Lesson Intervals

Discussion in 'Tennis Tips/Instruction' started by SDCHRIS, Aug 11, 2018.


    SDCHRIS New User

    Jun 11, 2012
    I’m a 43 years old 4.0 player. I play/hit about 2-3 times a week. I want to improve all aspect of my game. My forehead is the weaker shot because it breaks down when tight. I have too many unforced errors and my serve isn’t a weapon. I’ve taken lessons from numerous coaches.

    I’m thinking of taking more lesssons to improve. In the past I’m taken one lesson a week and play a couple of times in between. I see some improvement but nothing drastic.

    If I am going to pay for another 20 lessons do you think I should increase to 2 or 3 lessons a week or stick with once a week?

    I’m thinking if I have a full time coach for a couple of months we can fix my flaws where as if I get lessons once a week I will go back to my bad habits in between lessons.

    What do you think?
  2. Knox

    Knox Semi-Pro

    Oct 6, 2017
    Take a week off from your tennis game, spend like $15 bucks or whatever and read The Talent Code, then come back and see if you have the same question.
  3. Dragy

    Dragy Semi-Pro

    Aug 10, 2015
    Moscow, Russia
    If you have an option, go with max concentrated coaching. Once a week can work if (1) coach is smart to and willing to give you proper homework and (2) you are disciplined and have time, partner, ball machine to do all the homework.
    nytennisaddict likes this.
  4. Mongolmike

    Mongolmike Hall of Fame

    Jun 5, 2009
    OP, I do the same as you...take a lesson, then try to incorporate it for a week or two, then go back. It works for me if:

    -if I only concentrate on one or two "tweaks" per lesson. If you are reconstructing your FH, then I think more frequent lessons would be better

    -if only working on one or two tweaks, and I leave the lesson completely understanding what is being taught, and how I incorporate it, and how to feel if it is right or wrong during that given action.

    -I take notes when I leave the lesson and review those notes before I go to the court with the ball machine, or hit the court for play
    GBplayer likes this.
  5. Crocodile

    Crocodile Hall of Fame

    Jan 23, 2012
    Looking at your situation the best thing you can do is to sign up with a coach who can work on you as the whole athlete.
    At the age of 43 ( I don't know how long you have been playing) you want to sit down with your coach and set some goals you want to achieve. For example, "Where do you want to be in 2 years time, in a years time and in 6 months time. Are you aiming to play local competitions, seniors tournaments, win a local championship etc.
    Then I would start with your body and what needs to be done because at the age of 43 and onwards you are going to run into some issues if you play a lot. So you need to get stronger and, become a more efficient mover and a good planner of when and how you train and off course what you eat. The older you get the more important these things are.
    There is a lot of mental preparation you need to do as well.
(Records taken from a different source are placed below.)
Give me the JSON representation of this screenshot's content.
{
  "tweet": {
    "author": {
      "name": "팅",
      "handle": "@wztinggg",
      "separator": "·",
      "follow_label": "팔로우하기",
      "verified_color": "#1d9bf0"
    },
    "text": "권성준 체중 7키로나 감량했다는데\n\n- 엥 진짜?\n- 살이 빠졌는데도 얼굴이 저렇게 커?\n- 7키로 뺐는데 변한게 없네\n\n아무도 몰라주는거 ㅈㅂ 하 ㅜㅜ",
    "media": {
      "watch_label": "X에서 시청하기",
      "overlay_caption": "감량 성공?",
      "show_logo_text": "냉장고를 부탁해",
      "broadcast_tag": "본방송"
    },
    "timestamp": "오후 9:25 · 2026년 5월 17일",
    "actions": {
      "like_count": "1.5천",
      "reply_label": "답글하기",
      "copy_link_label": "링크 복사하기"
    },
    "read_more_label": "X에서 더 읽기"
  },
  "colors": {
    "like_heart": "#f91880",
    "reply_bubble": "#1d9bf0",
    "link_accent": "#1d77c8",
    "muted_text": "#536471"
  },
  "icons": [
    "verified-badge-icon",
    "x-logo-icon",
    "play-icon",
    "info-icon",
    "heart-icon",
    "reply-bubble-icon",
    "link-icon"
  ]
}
Focusing solely on a weakness doesn't usually result in success, In fact it can erode your confidence. Instead I'd be spending 65 percent on the things that you do well because that's where you wins and success will come from. Yes, spend some time on weaknesses but don't dwell on them. The confidence you derive from working on your success strokes and tactical strategies will spill on to your weaknesses.
    All what I have just written will give you an idea of what you should do, and in particular how often you should train with your coach. Personally I would do this:
    1 Private lesson for an hour
    1 Group or squad lesson if available
    1 Weekly singles and doubles competition
    1 tournament a month
    1 hit with a mate per week practising drills and match play.
    That's already a lot so you can adjust to fit your life. Over the past 30 years I've had good success with adult clients who follow this, just make sure you also take time to work on your body so you don't break down because that does destroy progress and I would also keep in touch with a physio and massage therapist who can monitor and help fix minor issues before they flare up. Let me know what you think.
  6. heninfan99

    heninfan99 G.O.A.T.

    Oct 17, 2008
    One lesson per week plus hitting on a wall everyday should tighten up your game. Just be sure to keep moving your feet, sometimes wall hitters are too stationary. This is the more affordable approach.